Round kid laughed, then looked past James at something. “Hey, man, there’s a chick staring at you.”
“Is there ever not?” James asked, but he turned to look anyway, past me at someone else. The yellow inside him flashed, twisted, flared toward me as if begging for me to turn it into something else. But his eyes didn’t find me; they instead rested on a pale girl. Black hair, face washed out in the artificial light of a streetlight, fingers plucking anxiously at her backpack strap. There was something missing from James’ voice when he told Round-o, “Hey, I’ll be up in a second, okay? She’s from my old school.”

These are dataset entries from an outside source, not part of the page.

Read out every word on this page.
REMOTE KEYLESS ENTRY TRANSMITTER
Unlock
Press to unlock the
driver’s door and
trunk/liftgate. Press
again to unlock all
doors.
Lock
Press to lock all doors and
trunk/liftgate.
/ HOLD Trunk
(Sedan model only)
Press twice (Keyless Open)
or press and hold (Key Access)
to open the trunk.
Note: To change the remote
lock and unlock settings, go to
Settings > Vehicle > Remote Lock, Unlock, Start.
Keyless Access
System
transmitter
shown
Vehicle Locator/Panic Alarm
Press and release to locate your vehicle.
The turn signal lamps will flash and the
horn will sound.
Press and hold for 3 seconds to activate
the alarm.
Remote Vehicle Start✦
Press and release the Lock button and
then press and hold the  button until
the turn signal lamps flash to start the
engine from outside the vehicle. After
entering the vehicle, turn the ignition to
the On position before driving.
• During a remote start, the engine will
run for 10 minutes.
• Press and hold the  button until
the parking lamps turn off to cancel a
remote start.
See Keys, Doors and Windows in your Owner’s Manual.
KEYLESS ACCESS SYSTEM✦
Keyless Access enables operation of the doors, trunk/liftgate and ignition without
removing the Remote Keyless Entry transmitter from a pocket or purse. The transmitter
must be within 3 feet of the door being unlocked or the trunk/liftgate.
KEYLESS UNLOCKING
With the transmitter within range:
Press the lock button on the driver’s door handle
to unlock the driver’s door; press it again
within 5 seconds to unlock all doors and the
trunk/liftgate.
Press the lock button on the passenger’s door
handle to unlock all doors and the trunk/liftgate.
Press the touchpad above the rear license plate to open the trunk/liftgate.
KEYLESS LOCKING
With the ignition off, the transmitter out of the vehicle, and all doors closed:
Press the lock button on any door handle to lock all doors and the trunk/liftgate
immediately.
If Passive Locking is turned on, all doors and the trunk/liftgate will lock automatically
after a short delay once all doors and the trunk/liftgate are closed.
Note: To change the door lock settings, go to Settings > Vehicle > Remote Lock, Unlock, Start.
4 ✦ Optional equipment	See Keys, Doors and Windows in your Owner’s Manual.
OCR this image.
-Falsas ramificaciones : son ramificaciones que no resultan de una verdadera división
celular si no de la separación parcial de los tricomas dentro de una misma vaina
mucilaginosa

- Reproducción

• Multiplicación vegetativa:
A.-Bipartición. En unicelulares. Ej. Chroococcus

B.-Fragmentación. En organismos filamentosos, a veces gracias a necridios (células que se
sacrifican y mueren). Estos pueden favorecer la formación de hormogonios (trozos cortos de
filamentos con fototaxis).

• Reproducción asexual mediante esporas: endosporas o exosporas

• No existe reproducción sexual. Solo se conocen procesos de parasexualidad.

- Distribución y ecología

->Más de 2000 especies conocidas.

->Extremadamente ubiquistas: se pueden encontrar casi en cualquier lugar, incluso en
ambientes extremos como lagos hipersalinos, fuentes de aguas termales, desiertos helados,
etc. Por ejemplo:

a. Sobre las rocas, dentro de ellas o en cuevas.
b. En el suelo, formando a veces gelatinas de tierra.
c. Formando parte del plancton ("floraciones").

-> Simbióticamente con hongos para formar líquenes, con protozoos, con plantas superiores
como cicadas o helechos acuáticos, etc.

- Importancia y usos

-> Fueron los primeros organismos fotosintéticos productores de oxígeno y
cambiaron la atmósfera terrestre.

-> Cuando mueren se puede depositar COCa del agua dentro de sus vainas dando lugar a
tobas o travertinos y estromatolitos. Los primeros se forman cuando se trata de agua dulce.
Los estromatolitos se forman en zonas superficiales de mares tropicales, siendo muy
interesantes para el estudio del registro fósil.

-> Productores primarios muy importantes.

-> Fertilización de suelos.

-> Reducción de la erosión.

Round-head duly dispatched, James made his way through the circles of streetlight to where the girl stood. She had faint threads of orange glow running through her, like neon taffy, making me think that she would’ve made a good pupil if I hadn’t liked mine young, handsome, and male.
James’ voice was very brave, all funny and strong, even though the thoughts I could catch of his were chaotic. “Hey, crazy, what’s up?”
She smiled back at him, annoyingly pretty—I didn’t really care for attractive members of my own gender—and made a weird, crumpled, rueful face. Again, annoyingly cute. “Just getting ready to go up to my room. I came over this way because I always, um, never, because I never saw the fountain when it was lit up. And I wanted to.”
Yeah, whatever. So you came over to see him and don’t want to say it. Right. Stop being coy . I glared at her. James half-cocked his head in my direction, as if listening, and I skirted a few feet away from them. But at my sudden movement, the girl’s eyes lifted abruptly, following me, frowning as if she saw me. Crap. I leaned down as if I was tying my shoe, like I was a real student and I was actually visible to everyone. Her eyes didn’t focus on me after I’d bent down—she couldn’t quite see me. She must have some of the second sight. That annoyed me too.
“Dee,” James said. “Earth to Dee. Calling planet Dee. Houston, our communication lines seem to be down. Dee, Dee, do you read me?”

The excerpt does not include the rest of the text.